Leonard accused his father-in-law of being mean while his mother-in-law was both unkind and interfering. So far as Sarah was concerned, Leonard started by saying he had married a ‘splendid woman’ who’d been treated very cruelly by her first husband. But he went on to complain she’d become ‘bad tempered and self willed and on one occasion locked herself and baby in a spare room away from him.

Sarah had started divorce proceedings, citing his ‘drunken and violent habits,’ which Leonard said were all lies. But he did admit he was sometimes what he called ‘elevated’, and needing a ‘stimulant’ before he could face going home. He ended his letter:

Sorry, sorry indeed, to leave my child an orphan: but a woman who has promised to love and cherish, in sickness and health, rich or poor, and turns on her husband like a worm, is not a fit person to have charge of any child – at least one of mine. I hope he may be well cared for. I always looked on marriage as a very solemn thing. My wife, having been through the fire, evidently thought, to say the least, lightly of it.

Leonard was tried at the Old Bailey on 16 September 1889. His landlord, William Butler, said Leonard had been very depressed when he separated from Sarah. He slept badly, ate very little and had begun drinking heavily. Butler also said he warned Daniel Deveson that Leonard had a revolver. The defence tried to prove that while Leonard had meant to kill himself, shooting at Sarah and Elizabeth had been a spur of the moment decision. Leonard was found guilty, but the jury recommended mercy on the grounds of his health, and he was sentenced to 14 years in prison on the Isle of Portland.

Both mother and daughter recovered from their wounds; Elizabeth died, aged 83, fifteen years after the shooting. Sarah was still living with her parents at 42 Iverson Road, along with her son Archibald, in the 1891 census. They’d moved to 6 Cavendish Road by 1901, where Sarah continued to use the surname ‘Handford.’

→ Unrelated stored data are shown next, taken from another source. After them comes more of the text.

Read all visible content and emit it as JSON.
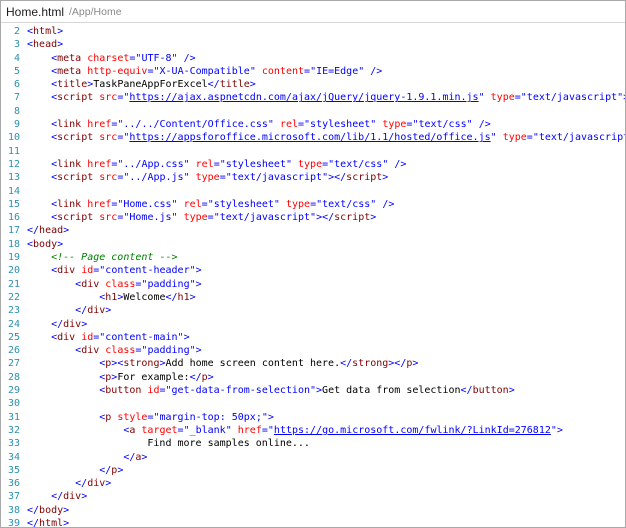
{
  "tab": {
    "file_name": "Home.html",
    "path": "/App/Home"
  },
  "colors": {
    "line_number": "#2b91af",
    "bracket": "#0000ff",
    "tag": "#800000",
    "attribute": "#ff0000",
    "value": "#0000ff",
    "comment": "#008000",
    "text": "#000000"
  },
  "lines": [
    {
      "n": "2",
      "indent": 0,
      "tokens": [
        [
          "b",
          "<"
        ],
        [
          "tag",
          "html"
        ],
        [
          "b",
          ">"
        ]
      ]
    },
    {
      "n": "3",
      "indent": 0,
      "tokens": [
        [
          "b",
          "<"
        ],
        [
          "tag",
          "head"
        ],
        [
          "b",
          ">"
        ]
      ]
    },
    {
      "n": "4",
      "indent": 4,
      "tokens": [
        [
          "b",
          "<"
        ],
        [
          "tag",
          "meta"
        ],
        [
          "t",
          " "
        ],
        [
          "attr",
          "charset"
        ],
        [
          "b",
          "="
        ],
        [
          "val",
          "\"UTF-8\""
        ],
        [
          "t",
          " "
        ],
        [
          "b",
          "/>"
        ]
      ]
    },
    {
      "n": "5",
      "indent": 4,
      "tokens": [
        [
          "b",
          "<"
        ],
        [
          "tag",
          "meta"
        ],
        [
          "t",
          " "
        ],
        [
          "attr",
          "http-equiv"
        ],
        [
          "b",
          "="
        ],
        [
          "val",
          "\"X-UA-Compatible\""
        ],
        [
          "t",
          " "
        ],
        [
          "attr",
          "content"
        ],
        [
          "b",
          "="
        ],
        [
          "val",
          "\"IE=Edge\""
        ],
        [
          "t",
          " "
        ],
        [
          "b",
          "/>"
        ]
      ]
    },
    {
      "n": "6",
      "indent": 4,
      "tokens": [
        [
          "b",
          "<"
        ],
        [
          "tag",
          "title"
        ],
        [
          "b",
          ">"
        ],
        [
          "text",
          "TaskPaneAppForExcel"
        ],
        [
          "b",
          "</"
        ],
        [
          "tag",
          "title"
        ],
        [
          "b",
          ">"
        ]
      ]
    },
    {
      "n": "7",
      "indent": 4,
      "tokens": [
        [
          "b",
          "<"
        ],
        [
          "tag",
          "script"
        ],
        [
          "t",
          " "
        ],
        [
          "attr",
          "src"
        ],
        [
          "b",
          "="
        ],
        [
          "val",
          "\""
        ],
        [
          "link",
          "https://ajax.aspnetcdn.com/ajax/jQuery/jquery-1.9.1.min.js"
        ],
        [
          "val",
          "\""
        ],
        [
          "t",
          " "
        ],
        [
          "attr",
          "type"
        ],
        [
          "b",
          "="
        ],
        [
          "val",
          "\"text/javascript\""
        ],
        [
          "b",
          "></"
        ],
        [
          "tag",
          "script"
        ],
        [
          "b",
          ">"
        ]
      ]
    },
    {
      "n": "8",
      "indent": 0,
      "tokens": []
    },
    {
      "n": "9",
      "indent": 4,
      "tokens": [
        [
          "b",
          "<"
        ],
        [
          "tag",
          "link"
        ],
        [
          "t",
          " "
        ],
        [
          "attr",
          "href"
        ],
        [
          "b",
          "="
        ],
        [
          "val",
          "\"../../Content/Office.css\""
        ],
        [
          "t",
          " "
        ],
        [
          "attr",
          "rel"
        ],
        [
          "b",
          "="
        ],
        [
          "val",
          "\"stylesheet\""
        ],
        [
          "t",
          " "
        ],
        [
          "attr",
          "type"
        ],
        [
          "b",
          "="
        ],
        [
          "val",
          "\"text/css\""
        ],
        [
          "t",
          " "
        ],
        [
          "b",
          "/>"
        ]
      ]
    },
    {
      "n": "10",
      "indent": 4,
      "tokens": [
        [
          "b",
          "<"
        ],
        [
          "tag",
          "script"
        ],
        [
          "t",
          " "
        ],
        [
          "attr",
          "src"
        ],
        [
          "b",
          "="
        ],
        [
          "val",
          "\""
        ],
        [
          "link",
          "https://appsforoffice.microsoft.com/lib/1.1/hosted/office.js"
        ],
        [
          "val",
          "\""
        ],
        [
          "t",
          " "
        ],
        [
          "attr",
          "type"
        ],
        [
          "b",
          "="
        ],
        [
          "val",
          "\"text/javascript\""
        ],
        [
          "b",
          "></"
        ],
        [
          "tag",
          "script"
        ],
        [
          "b",
          ">"
        ]
      ]
    },
    {
      "n": "11",
      "indent": 0,
      "tokens": []
    },
    {
      "n": "12",
      "indent": 4,
      "tokens": [
        [
          "b",
          "<"
        ],
        [
          "tag",
          "link"
        ],
        [
          "t",
          " "
        ],
        [
          "attr",
          "href"
        ],
        [
          "b",
          "="
        ],
        [
          "val",
          "\"../App.css\""
        ],
        [
          "t",
          " "
        ],
        [
          "attr",
          "rel"
        ],
        [
          "b",
          "="
        ],
        [
          "val",
          "\"stylesheet\""
        ],
        [
          "t",
          " "
        ],
        [
          "attr",
          "type"
        ],
        [
          "b",
          "="
        ],
        [
          "val",
          "\"text/css\""
        ],
        [
          "t",
          " "
        ],
        [
          "b",
          "/>"
        ]
      ]
    },
    {
      "n": "13",
      "indent": 4,
      "tokens": [
        [
          "b",
          "<"
        ],
        [
          "tag",
          "script"
        ],
        [
          "t",
          " "
        ],
        [
          "attr",
          "src"
        ],
        [
          "b",
          "="
        ],
        [
          "val",
          "\"../App.js\""
        ],
        [
          "t",
          " "
        ],
        [
          "attr",
          "type"
        ],
        [
          "b",
          "="
        ],
        [
          "val",
          "\"text/javascript\""
        ],
        [
          "b",
          "></"
        ],
        [
          "tag",
          "script"
        ],
        [
          "b",
          ">"
        ]
      ]
    },
    {
      "n": "14",
      "indent": 0,
      "tokens": []
    },
    {
      "n": "15",
      "indent": 4,
      "tokens": [
        [
          "b",
          "<"
        ],
        [
          "tag",
          "link"
        ],
        [
          "t",
          " "
        ],
        [
          "attr",
          "href"
        ],
        [
          "b",
          "="
        ],
        [
          "val",
          "\"Home.css\""
        ],
        [
          "t",
          " "
        ],
        [
          "attr",
          "rel"
        ],
        [
          "b",
          "="
        ],
        [
          "val",
          "\"stylesheet\""
        ],
        [
          "t",
          " "
        ],
        [
          "attr",
          "type"
        ],
        [
          "b",
          "="
        ],
        [
          "val",
          "\"text/css\""
        ],
        [
          "t",
          " "
        ],
        [
          "b",
          "/>"
        ]
      ]
    },
    {
      "n": "16",
      "indent": 4,
      "tokens": [
        [
          "b",
          "<"
        ],
        [
          "tag",
          "script"
        ],
        [
          "t",
          " "
        ],
        [
          "attr",
          "src"
        ],
        [
          "b",
          "="
        ],
        [
          "val",
          "\"Home.js\""
        ],
        [
          "t",
          " "
        ],
        [
          "attr",
          "type"
        ],
        [
          "b",
          "="
        ],
        [
          "val",
          "\"text/javascript\""
        ],
        [
          "b",
          "></"
        ],
        [
          "tag",
          "script"
        ],
        [
          "b",
          ">"
        ]
      ]
    },
    {
      "n": "17",
      "indent": 0,
      "tokens": [
        [
          "b",
          "</"
        ],
        [
          "tag",
          "head"
        ],
        [
          "b",
          ">"
        ]
      ]
    },
    {
      "n": "18",
      "indent": 0,
      "tokens": [
        [
          "b",
          "<"
        ],
        [
          "tag",
          "body"
        ],
        [
          "b",
          ">"
        ]
      ]
    },
    {
      "n": "19",
      "indent": 4,
      "tokens": [
        [
          "comment",
          "<!-- Page content -->"
        ]
      ]
    },
    {
      "n": "20",
      "indent": 4,
      "tokens": [
        [
          "b",
          "<"
        ],
        [
          "tag",
          "div"
        ],
        [
          "t",
          " "
        ],
        [
          "attr",
          "id"
        ],
        [
          "b",
          "="
        ],
        [
          "val",
          "\"content-header\""
        ],
        [
          "b",
          ">"
        ]
      ]
    },
    {
      "n": "21",
      "indent": 8,
      "tokens": [
        [
          "b",
          "<"
        ],
        [
          "tag",
          "div"
        ],
        [
          "t",
          " "
        ],
        [
          "attr",
          "class"
        ],
        [
          "b",
          "="
        ],
        [
          "val",
          "\"padding\""
        ],
        [
          "b",
          ">"
        ]
      ]
    },
    {
      "n": "22",
      "indent": 12,
      "tokens": [
        [
          "b",
          "<"
        ],
        [
          "tag",
          "h1"
        ],
        [
          "b",
          ">"
        ],
        [
          "text",
          "Welcome"
        ],
        [
          "b",
          "</"
        ],
        [
          "tag",
          "h1"
        ],
        [
          "b",
          ">"
        ]
      ]
    },
    {
      "n": "23",
      "indent": 8,
      "tokens": [
        [
          "b",
          "</"
        ],
        [
          "tag",
          "div"
        ],
        [
          "b",
          ">"
        ]
      ]
    },
    {
      "n": "24",
      "indent": 4,
      "tokens": [
        [
          "b",
          "</"
        ],
        [
          "tag",
          "div"
        ],
        [
          "b",
          ">"
        ]
      ]
    },
    {
      "n": "25",
      "indent": 4,
      "tokens": [
        [
          "b",
          "<"
        ],
        [
          "tag",
          "div"
        ],
        [
          "t",
          " "
        ],
        [
          "attr",
          "id"
        ],
        [
          "b",
          "="
        ],
        [
          "val",
          "\"content-main\""
        ],
        [
          "b",
          ">"
        ]
      ]
    },
    {
      "n": "26",
      "indent": 8,
      "tokens": [
        [
          "b",
          "<"
        ],
        [
          "tag",
          "div"
        ],
        [
          "t",
          " "
        ],
        [
          "attr",
          "class"
        ],
        [
          "b",
          "="
        ],
        [
          "val",
          "\"padding\""
        ],
        [
          "b",
          ">"
        ]
      ]
    },
    {
      "n": "27",
      "indent": 12,
      "tokens": [
        [
          "b",
          "<"
        ],
        [
          "tag",
          "p"
        ],
        [
          "b",
          "><"
        ],
        [
          "tag",
          "strong"
        ],
        [
          "b",
          ">"
        ],
        [
          "text",
          "Add home screen content here."
        ],
        [
          "b",
          "</"
        ],
        [
          "tag",
          "strong"
        ],
        [
          "b",
          "></"
        ],
        [
          "tag",
          "p"
        ],
        [
          "b",
          ">"
        ]
      ]
    },
    {
      "n": "28",
      "indent": 12,
      "tokens": [
        [
          "b",
          "<"
        ],
        [
          "tag",
          "p"
        ],
        [
          "b",
          ">"
        ],
        [
          "text",
          "For example:"
        ],
        [
          "b",
          "</"
        ],
        [
          "tag",
          "p"
        ],
        [
          "b",
          ">"
        ]
      ]
    },
    {
      "n": "29",
      "indent": 12,
      "tokens": [
        [
          "b",
          "<"
        ],
        [
          "tag",
          "button"
        ],
        [
          "t",
          " "
        ],
        [
          "attr",
          "id"
        ],
        [
          "b",
          "="
        ],
        [
          "val",
          "\"get-data-from-selection\""
        ],
        [
          "b",
          ">"
        ],
        [
          "text",
          "Get data from selection"
        ],
        [
          "b",
          "</"
        ],
        [
          "tag",
          "button"
        ],
        [
          "b",
          ">"
        ]
      ]
    },
    {
      "n": "30",
      "indent": 0,
      "tokens": []
    },
    {
      "n": "31",
      "indent": 12,
      "tokens": [
        [
          "b",
          "<"
        ],
        [
          "tag",
          "p"
        ],
        [
          "t",
          " "
        ],
        [
          "attr",
          "style"
        ],
        [
          "b",
          "="
        ],
        [
          "val",
          "\"margin-top: 50px;\""
        ],
        [
          "b",
          ">"
        ]
      ]
    },
    {
      "n": "32",
      "indent": 16,
      "tokens": [
        [
          "b",
          "<"
        ],
        [
          "tag",
          "a"
        ],
        [
          "t",
          " "
        ],
        [
          "attr",
          "target"
        ],
        [
          "b",
          "="
        ],
        [
          "val",
          "\"_blank\""
        ],
        [
          "t",
          " "
        ],
        [
          "attr",
          "href"
        ],
        [
          "b",
          "="
        ],
        [
          "val",
          "\""
        ],
        [
          "link",
          "https://go.microsoft.com/fwlink/?LinkId=276812"
        ],
        [
          "val",
          "\""
        ],
        [
          "b",
          ">"
        ]
      ]
    },
    {
      "n": "33",
      "indent": 20,
      "tokens": [
        [
          "text",
          "Find more samples online..."
        ]
      ]
    },
    {
      "n": "34",
      "indent": 16,
      "tokens": [
        [
          "b",
          "</"
        ],
        [
          "tag",
          "a"
        ],
        [
          "b",
          ">"
        ]
      ]
    },
    {
      "n": "35",
      "indent": 12,
      "tokens": [
        [
          "b",
          "</"
        ],
        [
          "tag",
          "p"
        ],
        [
          "b",
          ">"
        ]
      ]
    },
    {
      "n": "36",
      "indent": 8,
      "tokens": [
        [
          "b",
          "</"
        ],
        [
          "tag",
          "div"
        ],
        [
          "b",
          ">"
        ]
      ]
    },
    {
      "n": "37",
      "indent": 4,
      "tokens": [
        [
          "b",
          "</"
        ],
        [
          "tag",
          "div"
        ],
        [
          "b",
          ">"
        ]
      ]
    },
    {
      "n": "38",
      "indent": 0,
      "tokens": [
        [
          "b",
          "</"
        ],
        [
          "tag",
          "body"
        ],
        [
          "b",
          ">"
        ]
      ]
    },
    {
      "n": "39",
      "indent": 0,
      "tokens": [
        [
          "b",
          "</"
        ],
        [
          "tag",
          "html"
        ],
        [
          "b",
          ">"
        ]
      ]
    }
  ]
}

She had however obtained a divorce from Leonard in 1890, the court awarding her custody of Archibald as Leonard was ruled unfit to act as his guardian under any circumstances. Despite this, in the 1891 census return for Portland Prison, Leonard described himself as ‘married.’ More curious was his choice of profession, shown as ‘artist/sculptor,’ rather than the clerk he’d always been. After he was released, Leonard returned to live with his parents in St Johns Wood, working as a wool broker’s clerk, and still claiming to be married. He died in Lambeth Infirmary in March 1909 and was buried in his parents’ grave at Hampstead Cemetery. He was still in love with Sarah and he left her £266 in his will, worth about £22,000 today.

Sarah and son Archie were still at Cavendish Road in 1911, when he was working for a photographer. Sarah had inherited a considerable amount of money from her father and when she died on 21 May 1929 at 19 Exeter Mansions Brondesbury, she left £10,786 (today worth about £511,000), to her son. Archie had moved to Croydon and was married there in 1914. He ran a photographic company, Archie Handford Ltd.

Archie at Croydon Camera Club about 1936

In the 1950s he formed ‘Chorley Handford’, a very successful aerial photographic company which was taken over by Skyscan in 2009. http://www.skyscan.co.uk/

They still have a large collection of old photos from Chorley Hanford. Archie died in Croydon in 1979.